The iOS feature that lets you shake to undo text entry or another command has been brought to the Mail app. Thus, you can shake to undo the deletion or archiving of an email, which is a much quicker way to undo such a command then digging down to your deleted or archived mail folder and returning the email to your inbox.
AirDrop Like it’s Hot
AirDrop lets you share contact info, photos, and videos with other like-minded, AirDrop-enabled individuals. You’ll need one of the new iPhone models or at least an iPhone 5, fourth-generation iPad, iPad mini, or fifth-generation iPod touch to use this feature. With it, you have access to peer-to-peer file sharing, where AirDrop is listed as a sharing option in iOS apps such as Contacts, Photos, Safari, iTunes, and the App Store. Third-party apps will be able to support AirDrop as well, should the develop so choose, after they are updated for iOS 7.
iTunes Radio Rocks Right out of the Gate
Open the Music app on your our iOS 7 device and you’ll see a new Radio tab has been added to the bottom navigation bar. While Apple is playing catch-up here with other streaming apps such as Pandora and Spotify, iTunes Radio is an impressive first effort.

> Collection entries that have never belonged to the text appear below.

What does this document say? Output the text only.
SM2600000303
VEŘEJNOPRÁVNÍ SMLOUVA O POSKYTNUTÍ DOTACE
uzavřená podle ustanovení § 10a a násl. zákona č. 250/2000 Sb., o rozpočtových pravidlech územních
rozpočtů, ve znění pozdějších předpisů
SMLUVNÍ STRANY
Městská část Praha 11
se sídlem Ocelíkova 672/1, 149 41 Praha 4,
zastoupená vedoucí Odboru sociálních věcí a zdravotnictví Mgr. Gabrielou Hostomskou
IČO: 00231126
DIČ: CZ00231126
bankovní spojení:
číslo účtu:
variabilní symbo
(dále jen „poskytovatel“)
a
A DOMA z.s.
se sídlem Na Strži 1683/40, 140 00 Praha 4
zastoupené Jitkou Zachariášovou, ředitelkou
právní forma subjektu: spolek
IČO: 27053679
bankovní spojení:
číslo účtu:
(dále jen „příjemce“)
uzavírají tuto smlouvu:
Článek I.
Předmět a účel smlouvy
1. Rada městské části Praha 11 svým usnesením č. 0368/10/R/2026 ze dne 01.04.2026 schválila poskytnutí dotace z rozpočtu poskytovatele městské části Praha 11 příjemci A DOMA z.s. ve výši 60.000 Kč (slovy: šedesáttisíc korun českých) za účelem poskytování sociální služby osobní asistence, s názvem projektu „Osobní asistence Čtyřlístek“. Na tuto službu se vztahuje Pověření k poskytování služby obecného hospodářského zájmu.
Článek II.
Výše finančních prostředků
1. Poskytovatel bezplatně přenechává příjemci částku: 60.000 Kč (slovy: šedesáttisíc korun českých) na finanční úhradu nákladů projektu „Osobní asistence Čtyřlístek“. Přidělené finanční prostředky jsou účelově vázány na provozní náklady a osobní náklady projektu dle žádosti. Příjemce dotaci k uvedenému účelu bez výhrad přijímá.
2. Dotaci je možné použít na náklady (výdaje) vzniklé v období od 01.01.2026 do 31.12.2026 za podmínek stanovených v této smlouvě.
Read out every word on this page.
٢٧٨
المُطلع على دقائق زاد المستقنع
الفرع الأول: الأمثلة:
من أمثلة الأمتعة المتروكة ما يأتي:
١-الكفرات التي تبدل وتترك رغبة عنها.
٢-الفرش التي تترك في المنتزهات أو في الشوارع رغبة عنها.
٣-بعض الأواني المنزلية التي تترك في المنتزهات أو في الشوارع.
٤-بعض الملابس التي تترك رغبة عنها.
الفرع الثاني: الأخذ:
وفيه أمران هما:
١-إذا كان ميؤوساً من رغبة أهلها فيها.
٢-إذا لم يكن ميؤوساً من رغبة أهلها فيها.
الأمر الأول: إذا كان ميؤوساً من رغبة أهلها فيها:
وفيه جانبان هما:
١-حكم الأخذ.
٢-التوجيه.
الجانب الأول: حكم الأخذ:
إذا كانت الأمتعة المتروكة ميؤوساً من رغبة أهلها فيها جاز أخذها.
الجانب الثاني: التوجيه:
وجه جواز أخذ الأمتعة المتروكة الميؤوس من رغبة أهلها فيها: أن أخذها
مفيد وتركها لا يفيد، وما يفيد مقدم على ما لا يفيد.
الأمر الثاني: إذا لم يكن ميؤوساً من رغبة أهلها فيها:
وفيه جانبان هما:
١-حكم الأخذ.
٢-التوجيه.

While you can create your own stations based on an artist, genre, sub-genre, or song as you can with other streaming-radio apps, iTunes Radio also offers a hundreds of ready-made stations and a revolving selection of Featured Stations created by musicians, celebrities, or what’s trending on Twitter.
You can customize your stations by telling iTunes to never play a song again or play more songs like the current tune, and you add songs to your iTunes Wish List for later purchase. iTunes Radio is free, but it does limit the number of songs you can skip and serves the occasional ad. Sign up for iTunes Match for $25 per year, however, and the song-skipping limit and ad disappear.
Camera and Photos Apps
The Camera app received a makeover in iOS 7, though many of its features are available in the iPhone 5 or later. The various camera modes — photo, video, square, and panorama — are more easily accessible; just swipe to switch between them. iOS 7 also provides eight live filters, which you can apply as you line up your shot. Proud owners of the new iPhone 5S can use burst mode, where you can take up 10 shots per second by holding the shutter button, and slow-motion video.
The accompanying Photos app introduces a new organizational structure where your photos can be viewed by Years, Collections, and Moments. In the Years view, you’ll see a collection of the tiniest thumbnails of all of your photos taken in a calendar year. Tap and hold and move your finger around this mosaic of tiny thumbnails to view a slightly larger thumbnail of an individual photo and then release to open that photo. The Collections view sorts your photos by geotag and date, offering useful groups for browsing through your photo history. And Moments slices up your photo history into more specific geographic locations and dates.
The Photo app’s editing options have not expanded with iOS 7, but you can apply one one of eight filters if you regretted your decision to skip such a thing when snapping your shot.